Im Jahr 1979 wird der Schah gestürzt und sein Regime durch eine Theokratie ersetzt. Der Tugendterror der Mullahs setzt ein. Immer mehr wird verboten, selbst Frauengesang, Schach und Mensch-ärgere-Dich-nicht. Überall wachen die Pasderan (Religionswächter) über die Einhaltung der religiösen Verbote. Die Autorin schreibt: „Die Pasderan waren überall! Sie waren immer zu viert und tauchten wie aus dem Nichts auf. Wie Krokodile, die ungesehen unter der Wasseroberfläche lauern und dann, wenn sie ihrem Opfer nah genug sind, mit ihrem tödlichen Maul je zuschnappen.“ (Seite 33)
Seit dem Alter von sechs Jahren musste sie im Iran ein Kopftuch tragen und ist der Propaganda und den Schlägen im Schulunterricht ihrer Mädchenschule ausgeliefert.
Im Jahr 1980 bricht der Iran-Irak-Krieg aus, der bis 1988 andauert. Das Regime rekrutiert Jungen ab 12 Jahren als Kindersoldaten.
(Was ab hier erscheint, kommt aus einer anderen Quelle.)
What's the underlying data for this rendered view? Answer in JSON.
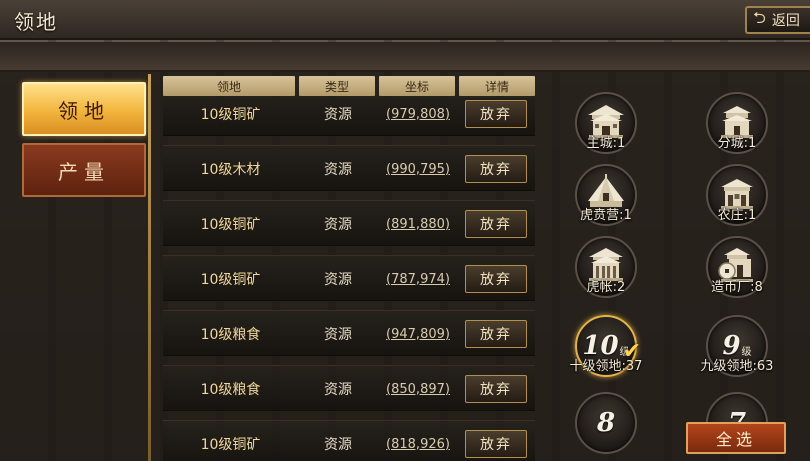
{
  "header": {
    "title": "领地",
    "back_label": "返回"
  },
  "tabs": [
    {
      "label": "领地",
      "active": true
    },
    {
      "label": "产量",
      "active": false
    }
  ],
  "table": {
    "columns": [
      "领地",
      "类型",
      "坐标",
      "详情"
    ],
    "action_label": "放弃",
    "rows": [
      {
        "name": "10级铜矿",
        "type": "资源",
        "coord": "(979,808)"
      },
      {
        "name": "10级木材",
        "type": "资源",
        "coord": "(990,795)"
      },
      {
        "name": "10级铜矿",
        "type": "资源",
        "coord": "(891,880)"
      },
      {
        "name": "10级铜矿",
        "type": "资源",
        "coord": "(787,974)"
      },
      {
        "name": "10级粮食",
        "type": "资源",
        "coord": "(947,809)"
      },
      {
        "name": "10级粮食",
        "type": "资源",
        "coord": "(850,897)"
      },
      {
        "name": "10级铜矿",
        "type": "资源",
        "coord": "(818,926)"
      }
    ]
  },
  "filters": [
    {
      "label": "主城:1",
      "icon": "main-city-icon"
    },
    {
      "label": "分城:1",
      "icon": "branch-city-icon"
    },
    {
      "label": "虎贲营:1",
      "icon": "barracks-tent-icon"
    },
    {
      "label": "农庄:1",
      "icon": "farm-icon"
    },
    {
      "label": "虎帐:2",
      "icon": "tiger-tent-icon"
    },
    {
      "label": "造币厂:8",
      "icon": "mint-icon"
    },
    {
      "label": "十级领地:37",
      "level": "10",
      "level_suffix": "级",
      "selected": true
    },
    {
      "label": "九级领地:63",
      "level": "9",
      "level_suffix": "级",
      "selected": false
    },
    {
      "level": "8"
    },
    {
      "level": "7"
    }
  ],
  "footer": {
    "select_all_label": "全选"
  },
  "colors": {
    "accent_gold": "#f2b43c",
    "button_red": "#b3451c",
    "text_gold": "#f1d79a"
  }
}
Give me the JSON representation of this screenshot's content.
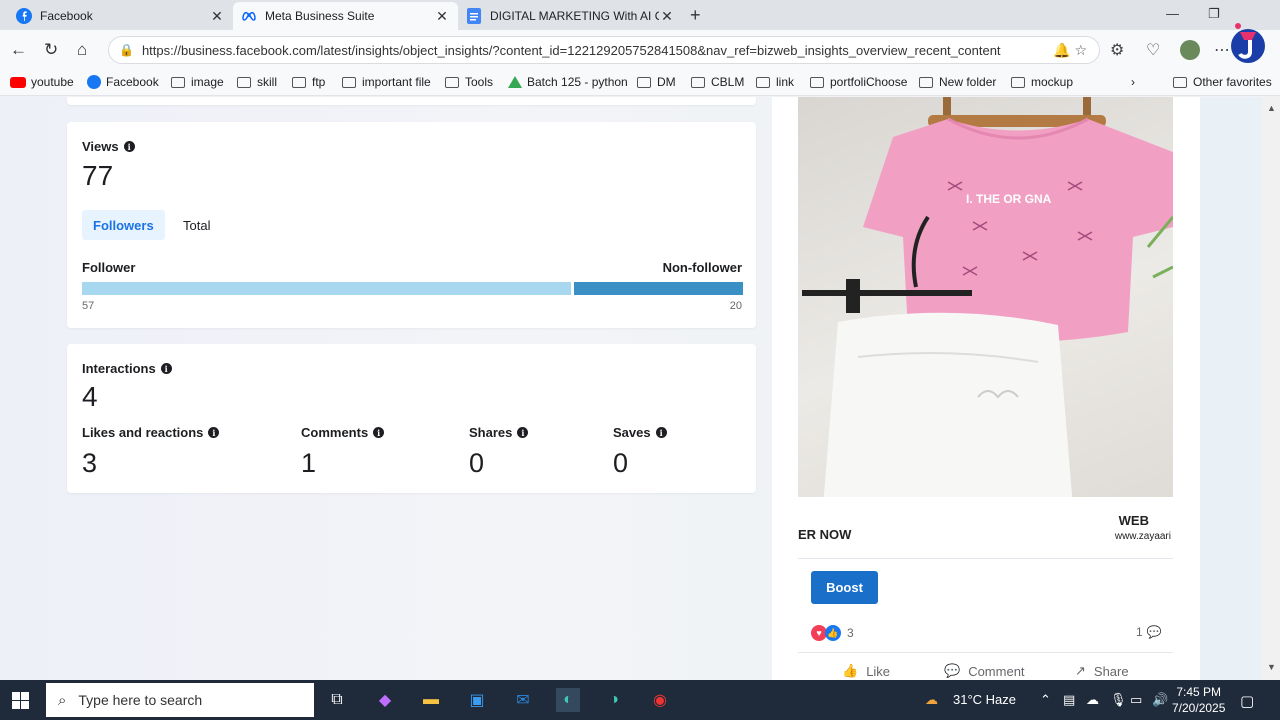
{
  "browser": {
    "tabs": [
      {
        "title": "Facebook",
        "icon": "facebook-icon"
      },
      {
        "title": "Meta Business Suite",
        "icon": "meta-icon"
      },
      {
        "title": "DIGITAL MARKETING With AI Onl",
        "icon": "docs-icon"
      }
    ],
    "url": "https://business.facebook.com/latest/insights/object_insights/?content_id=122129205752841508&nav_ref=bizweb_insights_overview_recent_content",
    "bookmarks": [
      "youtube",
      "Facebook",
      "image",
      "skill",
      "ftp",
      "important file",
      "Tools",
      "Batch 125 - python",
      "DM",
      "CBLM",
      "link",
      "portfoliChoose",
      "New folder",
      "mockup"
    ],
    "other_favorites": "Other favorites"
  },
  "views": {
    "label": "Views",
    "total": "77",
    "tabs": [
      "Followers",
      "Total"
    ],
    "follower_label": "Follower",
    "nonfollower_label": "Non-follower",
    "follower_count": "57",
    "nonfollower_count": "20",
    "follower_share": 0.74
  },
  "interactions": {
    "label": "Interactions",
    "total": "4",
    "metrics": [
      {
        "label": "Likes and reactions",
        "value": "3"
      },
      {
        "label": "Comments",
        "value": "1"
      },
      {
        "label": "Shares",
        "value": "0"
      },
      {
        "label": "Saves",
        "value": "0"
      }
    ]
  },
  "post": {
    "shirt_text": "I. THE OR GNA",
    "order_text": "ER NOW",
    "web_label": "WEB",
    "web_url": "www.zayaari",
    "boost_label": "Boost",
    "reaction_count": "3",
    "comment_count": "1",
    "actions": [
      "Like",
      "Comment",
      "Share"
    ]
  },
  "taskbar": {
    "search_placeholder": "Type here to search",
    "weather": "31°C  Haze",
    "time": "7:45 PM",
    "date": "7/20/2025"
  },
  "colors": {
    "accent": "#1b74e4",
    "follower_bar": "#a8d8f0",
    "nonfollower_bar": "#3a8fc4",
    "boost": "#1a6fc9"
  }
}
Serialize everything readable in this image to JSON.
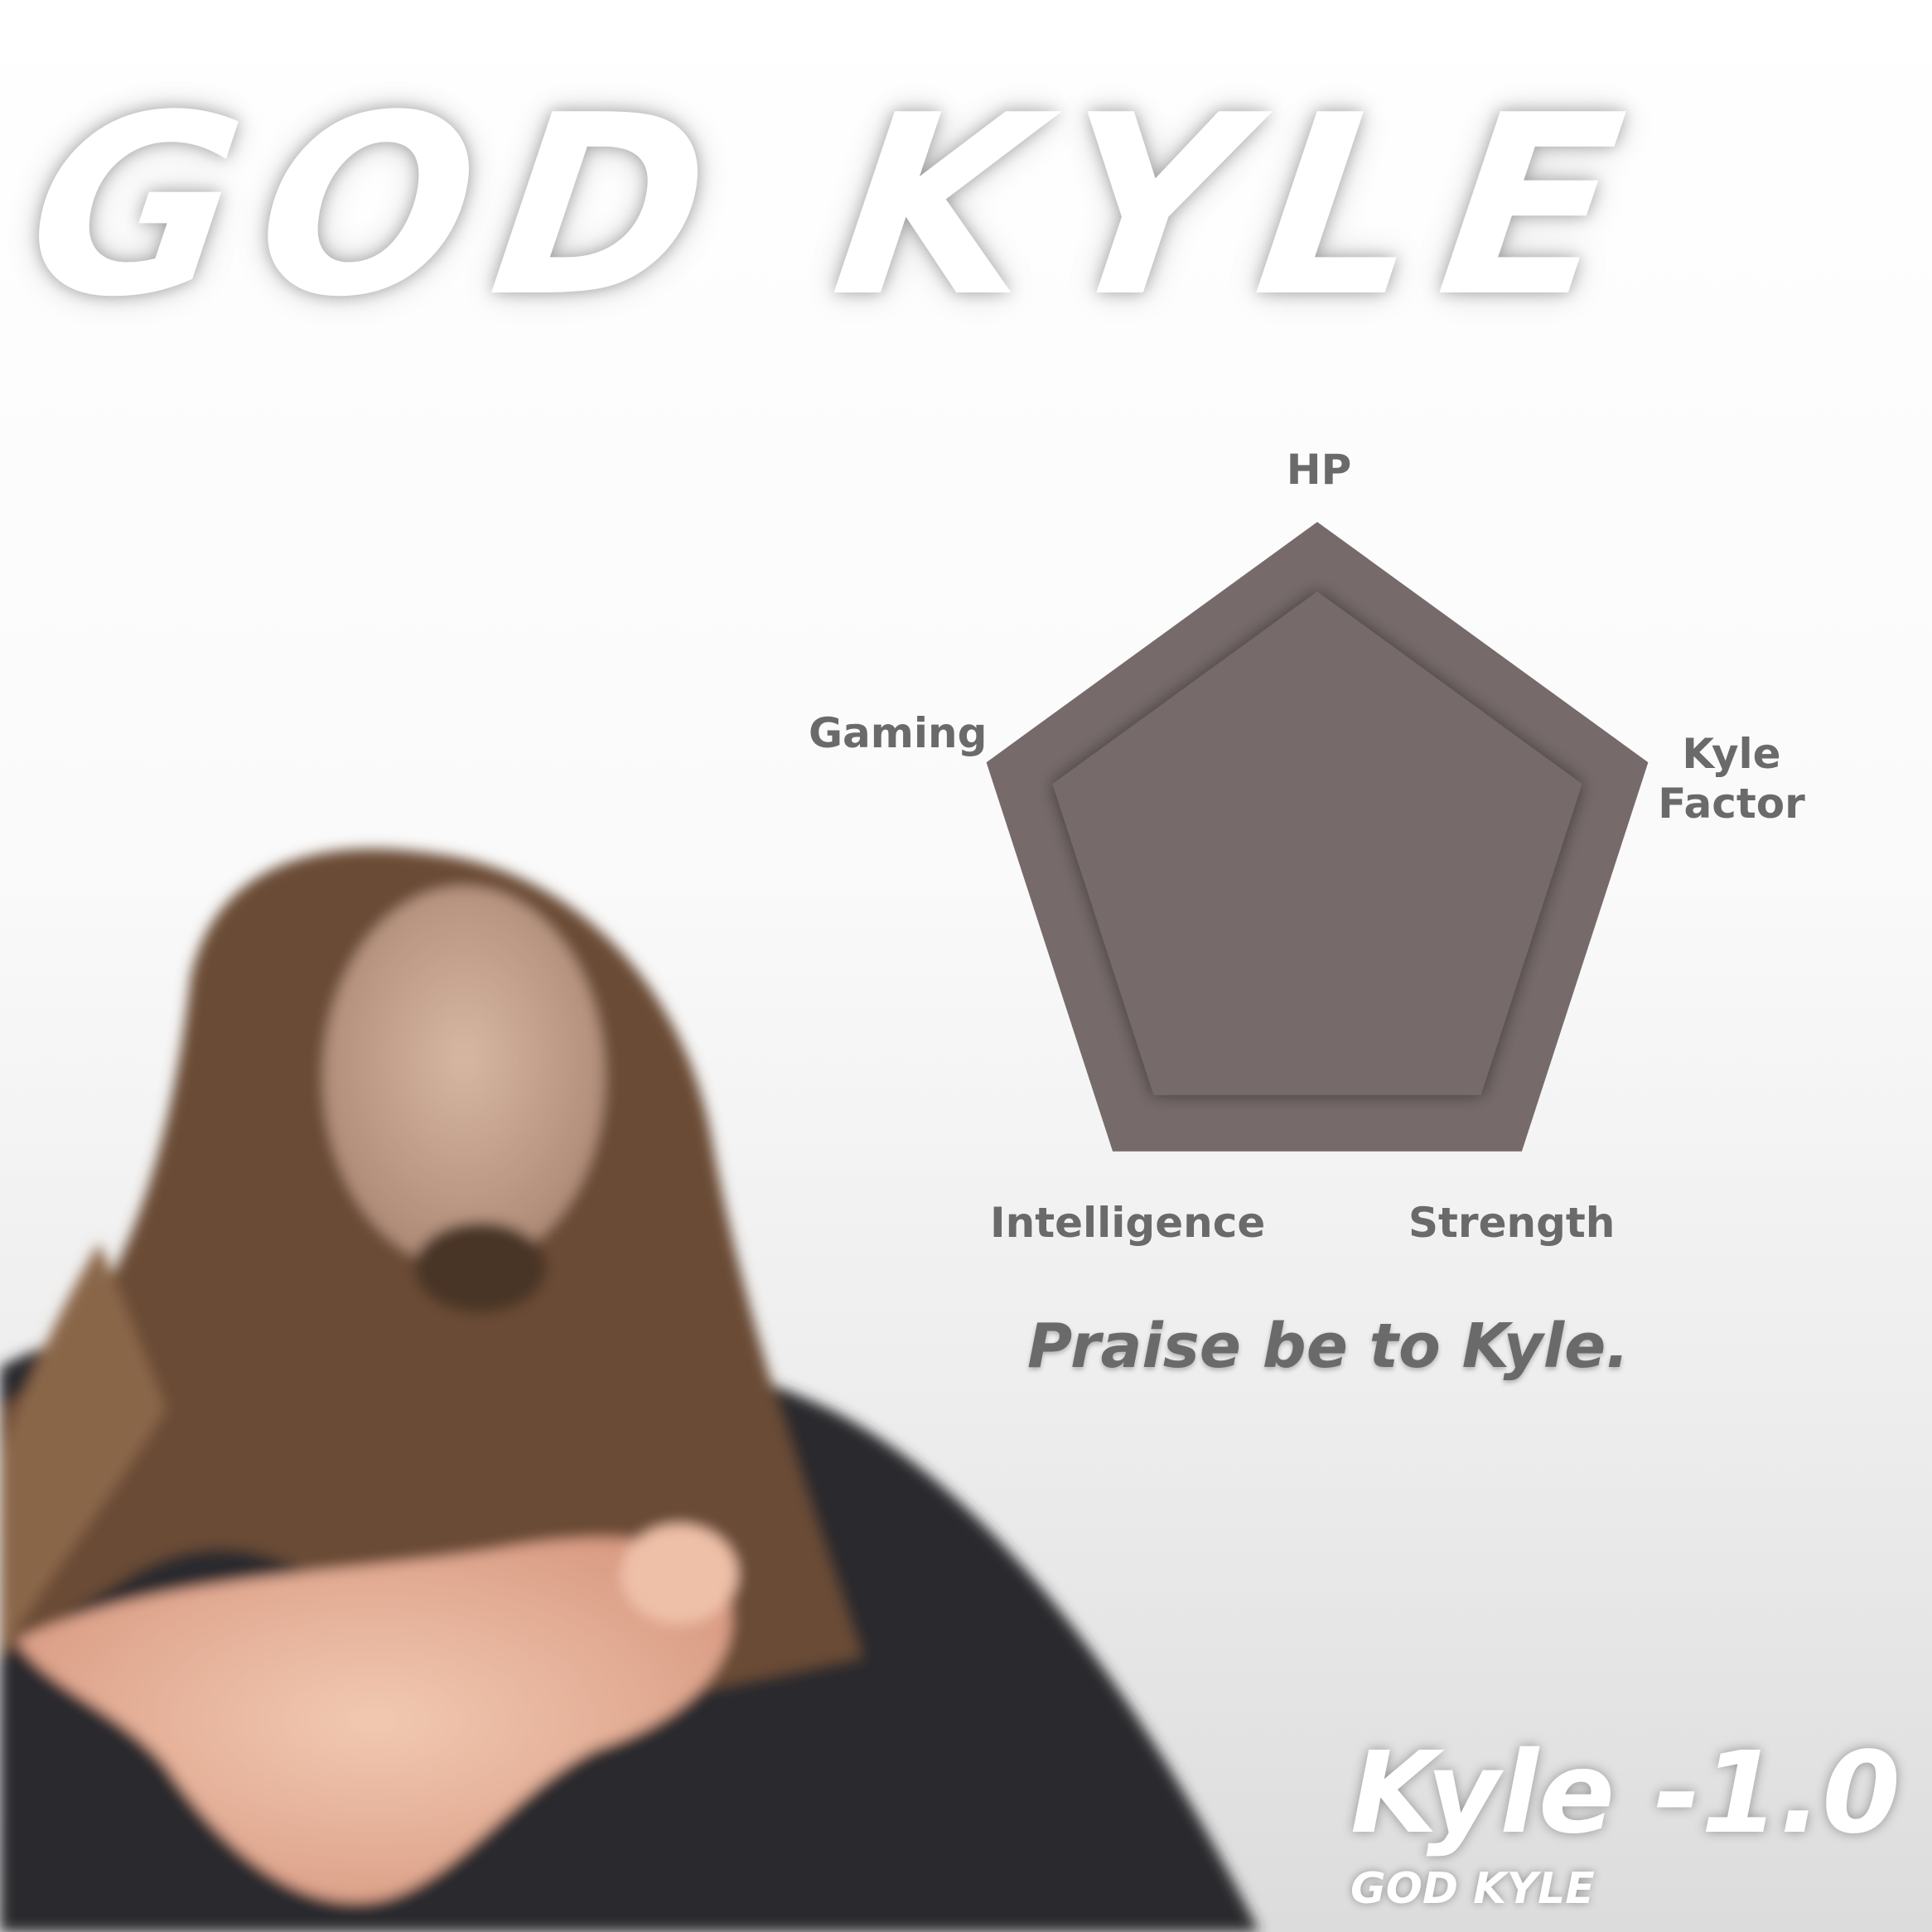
{
  "title": "GOD KYLE",
  "tagline": "Praise be to Kyle.",
  "version": "Kyle -1.0",
  "subtitle": "GOD KYLE",
  "colors": {
    "polygon_outer": "#766a6a",
    "polygon_inner": "#766a6a",
    "label": "#6a6a6a",
    "text_white": "#ffffff"
  },
  "chart_data": {
    "type": "radar",
    "axes": [
      "HP",
      "Kyle Factor",
      "Strength",
      "Intelligence",
      "Gaming"
    ],
    "series": [
      {
        "values": [
          1.0,
          1.0,
          1.0,
          1.0,
          1.0
        ]
      },
      {
        "values": [
          0.8,
          0.8,
          0.8,
          0.8,
          0.8
        ]
      }
    ],
    "range": [
      0,
      1
    ],
    "grid": false
  }
}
Zaeri-Esfahanis beschließt zu fliehen, um ihren ältesten Sohn vor diesem Schicksal zu schützen. Die sechsköpfige Familie aus den beiden Eltern und vier Kindern tarnt die Flucht als normale Reise.
Sie stranden in Istanbul. Von hier aus gelangen sie über ein DDR-Visum nach Ostberlin.
„Er [ihr Vater] erklärte mir, dass so ein Visum für uns Flüchtlinge wertvoller sei als ein Sechser im Lotto. Er sagte, dieses kleine Papier würde unser ganzes Leben verändern.“ (Seite 74)
Die DDR-Behörden ärgerten damals Westdeutschland damit, dass sie Flüchtlinge mit einem Visum kurz aufnahmen und dann in den Westen abschoben. So hatte es die Familie von Zaeri-Esfahani auch geplant. Ihre Flucht nach Westdeutschland ist damit auch ein Ergebnis des Ost-West-Konfliktes.
Zu Weihnachten 1985 treffen sie in Westberlin ein, werden nach Karlsruhe verschoben und landen schließlich in Heidelberg.
Hier versucht sich die kleine Mehrnousch an die neuen Gegebenheiten anzupassen: „Es galt, all die komischen Dinge zu verstehen, die die komischen Fremden in diesem komischen Land taten.“ (Seite 12)
Thema und die Kinder-Perspektive erinnern an Marjams Satrapis „Persepolis“. Es geht auch um Ausgrenzung und Rassismus, aber nicht nur.
Die Lektüre lohnt sich sehr. Allerdings hätte man gerne noch gelesen wie das Leben von Mehrnousch in der Bundesrepublik weiter verlaufen ist.

Mehrnousch Zaeri-Esfahani: 33 Bögen und ein Teehaus, Hamburg 2018.